The Steppe Eagle, Aquila nipalensis, is a bird of prey. Like all eagles, it belongs to the family Accipitridae.
It was once considered to be closely related to the non-migratory Tawny Eagle, Aquila rapax, and the two forms have previously been treated as conspecific.....etc




Steppe Eagle, Aquila rapax, Picture date : 05.2006
Picture location: Russia Astrakhan Region

The Tawny Eagle. This is a large eagle although it is one of the smaller species in the Aquila genus.
It is 60–75 cm in length and has a wingspan of 159–190 cm. Weight can range from 1.6 to 3 kg .

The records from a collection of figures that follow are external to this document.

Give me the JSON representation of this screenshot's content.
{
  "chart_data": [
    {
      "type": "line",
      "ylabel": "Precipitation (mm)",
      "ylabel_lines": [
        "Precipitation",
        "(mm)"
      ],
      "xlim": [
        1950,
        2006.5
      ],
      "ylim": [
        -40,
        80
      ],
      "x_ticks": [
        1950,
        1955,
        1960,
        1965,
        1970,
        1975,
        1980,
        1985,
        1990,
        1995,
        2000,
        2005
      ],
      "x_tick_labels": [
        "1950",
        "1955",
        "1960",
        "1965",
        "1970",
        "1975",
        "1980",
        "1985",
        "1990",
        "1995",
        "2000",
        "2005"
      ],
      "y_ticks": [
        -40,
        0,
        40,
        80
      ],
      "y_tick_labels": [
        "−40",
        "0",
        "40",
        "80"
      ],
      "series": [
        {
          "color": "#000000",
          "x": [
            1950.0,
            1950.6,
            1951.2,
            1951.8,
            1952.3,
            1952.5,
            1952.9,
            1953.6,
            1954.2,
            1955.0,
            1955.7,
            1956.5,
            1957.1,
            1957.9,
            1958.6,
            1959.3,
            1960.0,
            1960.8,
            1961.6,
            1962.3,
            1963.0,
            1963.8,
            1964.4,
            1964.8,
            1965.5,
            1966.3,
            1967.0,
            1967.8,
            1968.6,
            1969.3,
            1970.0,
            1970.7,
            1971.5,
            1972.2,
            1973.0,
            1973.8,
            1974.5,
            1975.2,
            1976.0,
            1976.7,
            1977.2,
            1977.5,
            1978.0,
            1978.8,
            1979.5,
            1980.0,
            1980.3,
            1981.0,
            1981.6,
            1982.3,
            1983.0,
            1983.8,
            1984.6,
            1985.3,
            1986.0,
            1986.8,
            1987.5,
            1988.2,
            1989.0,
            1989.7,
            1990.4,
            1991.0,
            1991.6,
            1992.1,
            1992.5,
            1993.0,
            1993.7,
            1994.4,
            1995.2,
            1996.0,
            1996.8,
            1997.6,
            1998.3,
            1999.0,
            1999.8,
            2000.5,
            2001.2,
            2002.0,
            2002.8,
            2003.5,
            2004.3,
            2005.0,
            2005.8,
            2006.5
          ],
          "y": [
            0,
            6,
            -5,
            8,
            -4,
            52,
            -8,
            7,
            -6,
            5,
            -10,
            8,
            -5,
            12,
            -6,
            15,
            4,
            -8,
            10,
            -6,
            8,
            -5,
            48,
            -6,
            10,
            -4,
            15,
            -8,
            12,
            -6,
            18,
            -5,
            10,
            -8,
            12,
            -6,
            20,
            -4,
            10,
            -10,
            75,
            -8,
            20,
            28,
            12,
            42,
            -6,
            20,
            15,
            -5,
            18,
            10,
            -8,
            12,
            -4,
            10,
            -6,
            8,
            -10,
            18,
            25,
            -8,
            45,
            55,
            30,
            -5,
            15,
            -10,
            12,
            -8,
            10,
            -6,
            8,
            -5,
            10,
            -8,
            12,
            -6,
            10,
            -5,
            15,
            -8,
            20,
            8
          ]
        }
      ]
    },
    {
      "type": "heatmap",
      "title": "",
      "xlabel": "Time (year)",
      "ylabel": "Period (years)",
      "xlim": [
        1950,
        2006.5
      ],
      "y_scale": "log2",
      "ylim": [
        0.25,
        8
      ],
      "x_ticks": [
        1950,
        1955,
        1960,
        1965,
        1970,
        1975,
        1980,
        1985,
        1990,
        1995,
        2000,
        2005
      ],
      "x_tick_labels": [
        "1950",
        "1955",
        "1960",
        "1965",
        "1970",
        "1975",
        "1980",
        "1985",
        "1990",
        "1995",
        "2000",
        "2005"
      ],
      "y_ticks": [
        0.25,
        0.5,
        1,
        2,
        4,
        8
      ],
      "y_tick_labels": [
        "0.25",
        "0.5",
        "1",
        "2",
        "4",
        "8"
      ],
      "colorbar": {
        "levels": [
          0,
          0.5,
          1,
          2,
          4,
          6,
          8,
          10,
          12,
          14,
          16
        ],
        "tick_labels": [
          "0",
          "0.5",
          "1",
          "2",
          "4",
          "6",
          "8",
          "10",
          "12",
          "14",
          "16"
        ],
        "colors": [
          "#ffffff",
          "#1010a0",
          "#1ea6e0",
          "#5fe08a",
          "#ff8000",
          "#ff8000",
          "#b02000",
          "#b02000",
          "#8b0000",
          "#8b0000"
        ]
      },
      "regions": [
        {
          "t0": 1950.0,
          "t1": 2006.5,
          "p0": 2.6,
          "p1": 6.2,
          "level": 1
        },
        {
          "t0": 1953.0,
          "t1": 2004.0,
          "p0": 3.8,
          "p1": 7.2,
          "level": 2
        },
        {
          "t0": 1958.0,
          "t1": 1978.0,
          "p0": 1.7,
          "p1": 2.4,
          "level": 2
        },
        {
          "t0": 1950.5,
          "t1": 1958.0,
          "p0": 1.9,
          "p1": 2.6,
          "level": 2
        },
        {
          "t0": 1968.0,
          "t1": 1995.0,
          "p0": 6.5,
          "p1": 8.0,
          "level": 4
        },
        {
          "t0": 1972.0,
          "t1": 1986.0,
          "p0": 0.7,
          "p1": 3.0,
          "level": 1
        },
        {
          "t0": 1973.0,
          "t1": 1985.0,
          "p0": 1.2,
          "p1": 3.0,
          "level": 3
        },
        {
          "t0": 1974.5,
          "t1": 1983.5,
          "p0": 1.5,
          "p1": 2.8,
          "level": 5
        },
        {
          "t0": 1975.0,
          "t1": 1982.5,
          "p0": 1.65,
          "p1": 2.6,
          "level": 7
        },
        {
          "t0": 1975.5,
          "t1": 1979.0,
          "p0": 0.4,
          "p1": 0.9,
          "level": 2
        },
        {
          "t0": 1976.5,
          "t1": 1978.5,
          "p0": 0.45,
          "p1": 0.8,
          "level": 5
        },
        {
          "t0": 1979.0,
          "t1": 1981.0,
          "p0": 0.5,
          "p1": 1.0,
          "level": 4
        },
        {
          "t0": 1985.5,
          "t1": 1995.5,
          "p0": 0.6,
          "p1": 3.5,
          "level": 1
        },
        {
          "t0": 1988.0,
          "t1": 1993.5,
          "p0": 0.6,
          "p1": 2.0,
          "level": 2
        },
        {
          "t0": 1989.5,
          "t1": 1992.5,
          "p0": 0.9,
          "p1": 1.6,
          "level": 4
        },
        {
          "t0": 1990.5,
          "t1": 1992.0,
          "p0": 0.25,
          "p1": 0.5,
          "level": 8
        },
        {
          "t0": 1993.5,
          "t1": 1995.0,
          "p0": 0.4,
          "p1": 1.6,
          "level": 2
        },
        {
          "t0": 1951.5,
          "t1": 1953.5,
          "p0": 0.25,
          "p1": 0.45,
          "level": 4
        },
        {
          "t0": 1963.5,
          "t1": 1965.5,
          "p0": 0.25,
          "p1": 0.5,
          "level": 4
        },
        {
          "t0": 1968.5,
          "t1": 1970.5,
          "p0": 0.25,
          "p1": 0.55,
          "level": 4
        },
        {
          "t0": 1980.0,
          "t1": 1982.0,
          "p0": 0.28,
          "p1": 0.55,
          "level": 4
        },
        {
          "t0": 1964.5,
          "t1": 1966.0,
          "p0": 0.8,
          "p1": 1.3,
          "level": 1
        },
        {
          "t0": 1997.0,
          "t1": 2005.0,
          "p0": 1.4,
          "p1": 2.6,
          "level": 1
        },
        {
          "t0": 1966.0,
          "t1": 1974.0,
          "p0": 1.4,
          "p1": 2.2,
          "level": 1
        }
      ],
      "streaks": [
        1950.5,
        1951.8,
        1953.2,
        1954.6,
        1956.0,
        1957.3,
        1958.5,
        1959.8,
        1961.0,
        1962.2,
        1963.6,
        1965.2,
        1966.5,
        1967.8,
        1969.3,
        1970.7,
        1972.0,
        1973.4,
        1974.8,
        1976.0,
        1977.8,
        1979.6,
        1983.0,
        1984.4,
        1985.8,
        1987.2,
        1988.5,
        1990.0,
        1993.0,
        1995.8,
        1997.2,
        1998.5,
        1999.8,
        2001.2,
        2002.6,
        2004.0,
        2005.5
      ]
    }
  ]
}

It has tawny upperparts and blackish flight feathers and tail. The lower back is very pale.
This species is smaller and paler than the Steppe Eagle, although it does not share that species' pale throat.
Immature birds are less contrasted than adults, but both show a range of variation in plumage colour.


The Steppe Eagle. It is about 62–81 cm in length and has a wingspan of 1.65–2.15 m.
Females, weighing 2.3–4.9 kg , are slightly larger than males, at 2–3.5 kg.

This is a large eagle with brown upperparts and blackish flight feathers and tail. This species is larger and darker than the Tawny Eagle, and it has a pale throat which is lacking in that species.

Immature birds are less contrasted than adults, but both show a range of variation in plumage colour.
The eastern race Aquila nipalensis nipalensis is larger and darker than the European and Central Asian
Aquila nepalensis orientalis.


Steppe Eagle , Aquila rapax, Picture date : 05.2006
Picture location: Russia Astrakhan Region

The Tawny Eagle.It breeds in most of Africa both north and south of the Sahara Desert and across tropical southwestern Asia to India. It is a resident breeder which lays 1–3 eggs in a stick nest in a tree, crag or on the ground.

Throughout its range it favours open dry habitats, such as desert, semi-desert, steppes, or savannah, plains.

The Steppe Eagle breeds from Romania east through the south Russian and Central Asian steppes to Mongolia.
The European and Central Asian birds winter in Africa, and the eastern birds in India. It lays 1–3 eggs in a stick
nest in a tree.

Throughout its range it favours open dry habitats, such as desert, semi-desert, steppes, or savannah.